I don’t know if he’s capable of that conversation even at his age of 56. He still blames the world for his problems and he still takes it out on the family he has left around him…which isn’t many. He lives alone. He has chosen his path.

But here’s where I am conflicted: what I have learned in terms of communicating within a family unit is dysfunctional. I am passive aggressive, I navigate the room by sensing other peoples moods and body language and feel uncomfortable with direct, verbal communication. I never come right out with what is bothering me – I send my negative mood out in waves and nobody is exempt from being washed over. I feel like a monster when it happens. I feel like my father. And I don’t like him much so what is there really to like about me? Only it spirals much deeper than that.
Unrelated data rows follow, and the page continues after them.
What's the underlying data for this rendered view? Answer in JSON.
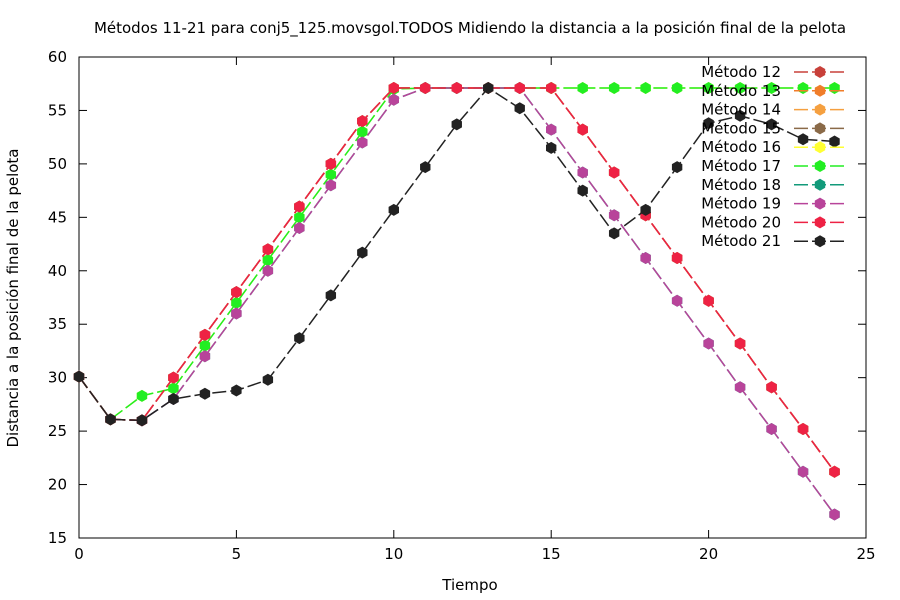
{
  "chart_data": {
    "type": "line",
    "title": "Métodos 11-21 para conj5_125.movsgol.TODOS Midiendo la distancia a la posición final de la pelota",
    "xlabel": "Tiempo",
    "ylabel": "Distancia a la posición final de la pelota",
    "xlim": [
      0,
      25
    ],
    "ylim": [
      15,
      60
    ],
    "xticks": [
      0,
      5,
      10,
      15,
      20,
      25
    ],
    "yticks": [
      15,
      20,
      25,
      30,
      35,
      40,
      45,
      50,
      55,
      60
    ],
    "grid": false,
    "legend_position": "top-right",
    "series": [
      {
        "name": "Método 12",
        "color": "#c8403a",
        "dash": true,
        "x": [
          0,
          1,
          2,
          3,
          4,
          5,
          6,
          7,
          8,
          9,
          10,
          11,
          12,
          13,
          14,
          15,
          16,
          17,
          18,
          19,
          20,
          21,
          22,
          23,
          24
        ],
        "y": [
          30.1,
          26.1,
          26.0,
          30.0,
          34.0,
          38.0,
          42.0,
          46.0,
          50.0,
          54.0,
          57.1,
          57.1,
          57.1,
          57.1,
          57.1,
          57.1,
          53.2,
          49.2,
          45.2,
          41.2,
          37.2,
          33.2,
          29.1,
          25.2,
          21.2
        ]
      },
      {
        "name": "Método 13",
        "color": "#f07d2a",
        "dash": true,
        "x": [
          0,
          1,
          2,
          3,
          4,
          5,
          6,
          7,
          8,
          9,
          10,
          11,
          12,
          13,
          14,
          15,
          16,
          17,
          18,
          19,
          20,
          21,
          22,
          23,
          24
        ],
        "y": [
          30.1,
          26.1,
          26.0,
          30.0,
          34.0,
          38.0,
          42.0,
          46.0,
          50.0,
          54.0,
          57.1,
          57.1,
          57.1,
          57.1,
          57.1,
          57.1,
          53.2,
          49.2,
          45.2,
          41.2,
          37.2,
          33.2,
          29.1,
          25.2,
          21.2
        ]
      },
      {
        "name": "Método 14",
        "color": "#f5a040",
        "dash": true,
        "x": [
          0,
          1,
          2,
          3,
          4,
          5,
          6,
          7,
          8,
          9,
          10,
          11,
          12,
          13,
          14,
          15,
          16,
          17,
          18,
          19,
          20,
          21,
          22,
          23,
          24
        ],
        "y": [
          30.1,
          26.1,
          26.0,
          30.0,
          34.0,
          38.0,
          42.0,
          46.0,
          50.0,
          54.0,
          57.1,
          57.1,
          57.1,
          57.1,
          57.1,
          57.1,
          53.2,
          49.2,
          45.2,
          41.2,
          37.2,
          33.2,
          29.1,
          25.2,
          21.2
        ]
      },
      {
        "name": "Método 15",
        "color": "#8a6a48",
        "dash": true,
        "x": [
          0,
          1,
          2,
          3,
          4,
          5,
          6,
          7,
          8,
          9,
          10,
          11,
          12,
          13,
          14,
          15,
          16,
          17,
          18,
          19,
          20,
          21,
          22,
          23,
          24
        ],
        "y": [
          30.1,
          26.1,
          26.0,
          30.0,
          34.0,
          38.0,
          42.0,
          46.0,
          50.0,
          54.0,
          57.1,
          57.1,
          57.1,
          57.1,
          57.1,
          57.1,
          53.2,
          49.2,
          45.2,
          41.2,
          37.2,
          33.2,
          29.1,
          25.2,
          21.2
        ]
      },
      {
        "name": "Método 16",
        "color": "#ffff33",
        "dash": true,
        "x": [
          0,
          1,
          2,
          3,
          4,
          5,
          6,
          7,
          8,
          9,
          10,
          11,
          12,
          13,
          14,
          15,
          16,
          17,
          18,
          19,
          20,
          21,
          22,
          23,
          24
        ],
        "y": [
          30.1,
          26.1,
          28.3,
          29.0,
          33.0,
          37.0,
          41.0,
          45.0,
          49.0,
          53.0,
          57.0,
          57.1,
          57.1,
          57.1,
          57.1,
          57.1,
          57.1,
          57.1,
          57.1,
          57.1,
          57.1,
          57.1,
          57.1,
          57.1,
          57.1
        ]
      },
      {
        "name": "Método 17",
        "color": "#22ee22",
        "dash": true,
        "x": [
          0,
          1,
          2,
          3,
          4,
          5,
          6,
          7,
          8,
          9,
          10,
          11,
          12,
          13,
          14,
          15,
          16,
          17,
          18,
          19,
          20,
          21,
          22,
          23,
          24
        ],
        "y": [
          30.1,
          26.1,
          28.3,
          29.0,
          33.0,
          37.0,
          41.0,
          45.0,
          49.0,
          53.0,
          57.0,
          57.1,
          57.1,
          57.1,
          57.1,
          57.1,
          57.1,
          57.1,
          57.1,
          57.1,
          57.1,
          57.1,
          57.1,
          57.1,
          57.1
        ]
      },
      {
        "name": "Método 18",
        "color": "#129a7a",
        "dash": true,
        "x": [
          0,
          1,
          2,
          3,
          4,
          5,
          6,
          7,
          8,
          9,
          10,
          11,
          12,
          13,
          14,
          15,
          16,
          17,
          18,
          19,
          20,
          21,
          22,
          23,
          24
        ],
        "y": [
          30.1,
          26.1,
          26.0,
          28.0,
          32.0,
          36.0,
          40.0,
          44.0,
          48.0,
          52.0,
          56.0,
          57.1,
          57.1,
          57.1,
          57.1,
          53.2,
          49.2,
          45.2,
          41.2,
          37.2,
          33.2,
          29.1,
          25.2,
          21.2,
          17.2
        ]
      },
      {
        "name": "Método 19",
        "color": "#b8449a",
        "dash": true,
        "x": [
          0,
          1,
          2,
          3,
          4,
          5,
          6,
          7,
          8,
          9,
          10,
          11,
          12,
          13,
          14,
          15,
          16,
          17,
          18,
          19,
          20,
          21,
          22,
          23,
          24
        ],
        "y": [
          30.1,
          26.1,
          26.0,
          28.0,
          32.0,
          36.0,
          40.0,
          44.0,
          48.0,
          52.0,
          56.0,
          57.1,
          57.1,
          57.1,
          57.1,
          53.2,
          49.2,
          45.2,
          41.2,
          37.2,
          33.2,
          29.1,
          25.2,
          21.2,
          17.2
        ]
      },
      {
        "name": "Método 20",
        "color": "#ee2244",
        "dash": true,
        "x": [
          0,
          1,
          2,
          3,
          4,
          5,
          6,
          7,
          8,
          9,
          10,
          11,
          12,
          13,
          14,
          15,
          16,
          17,
          18,
          19,
          20,
          21,
          22,
          23,
          24
        ],
        "y": [
          30.1,
          26.1,
          26.0,
          30.0,
          34.0,
          38.0,
          42.0,
          46.0,
          50.0,
          54.0,
          57.1,
          57.1,
          57.1,
          57.1,
          57.1,
          57.1,
          53.2,
          49.2,
          45.2,
          41.2,
          37.2,
          33.2,
          29.1,
          25.2,
          21.2
        ]
      },
      {
        "name": "Método 21",
        "color": "#222222",
        "dash": true,
        "x": [
          0,
          1,
          2,
          3,
          4,
          5,
          6,
          7,
          8,
          9,
          10,
          11,
          12,
          13,
          14,
          15,
          16,
          17,
          18,
          19,
          20,
          21,
          22,
          23,
          24
        ],
        "y": [
          30.1,
          26.1,
          26.0,
          28.0,
          28.5,
          28.8,
          29.8,
          33.7,
          37.7,
          41.7,
          45.7,
          49.7,
          53.7,
          57.1,
          55.2,
          51.5,
          47.5,
          43.5,
          45.7,
          49.7,
          53.8,
          54.5,
          53.7,
          52.3,
          52.1
        ]
      }
    ]
  }
}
And my husband, especially, has been the one to remind me that this is not who I am – it is a condition of what has happened. And I want desperately to believe it. In my empathetic moments, I apply this to my father – but I also believe that when you are able to take control, you have a responsibility to do so. And then I feel that the only real difference between me and my father is my will to be better. My husband disagrees. He tries so very hard to separate that notion and deep down, I know he’s right. We are two different people. But the parent/child bond is the cement upon which the rest of the foundation is built. How on earth do I take that a part?

I will admit that a part of holding onto this identity is actually a weird sense of  self-preservation. I feel that if I don’t hurt enough, and make it known to others that I feel this deeply in my pain…that it will disappear, and me along with it. That this will all have been for nothing.

So it begs the question: Who am I without my pain?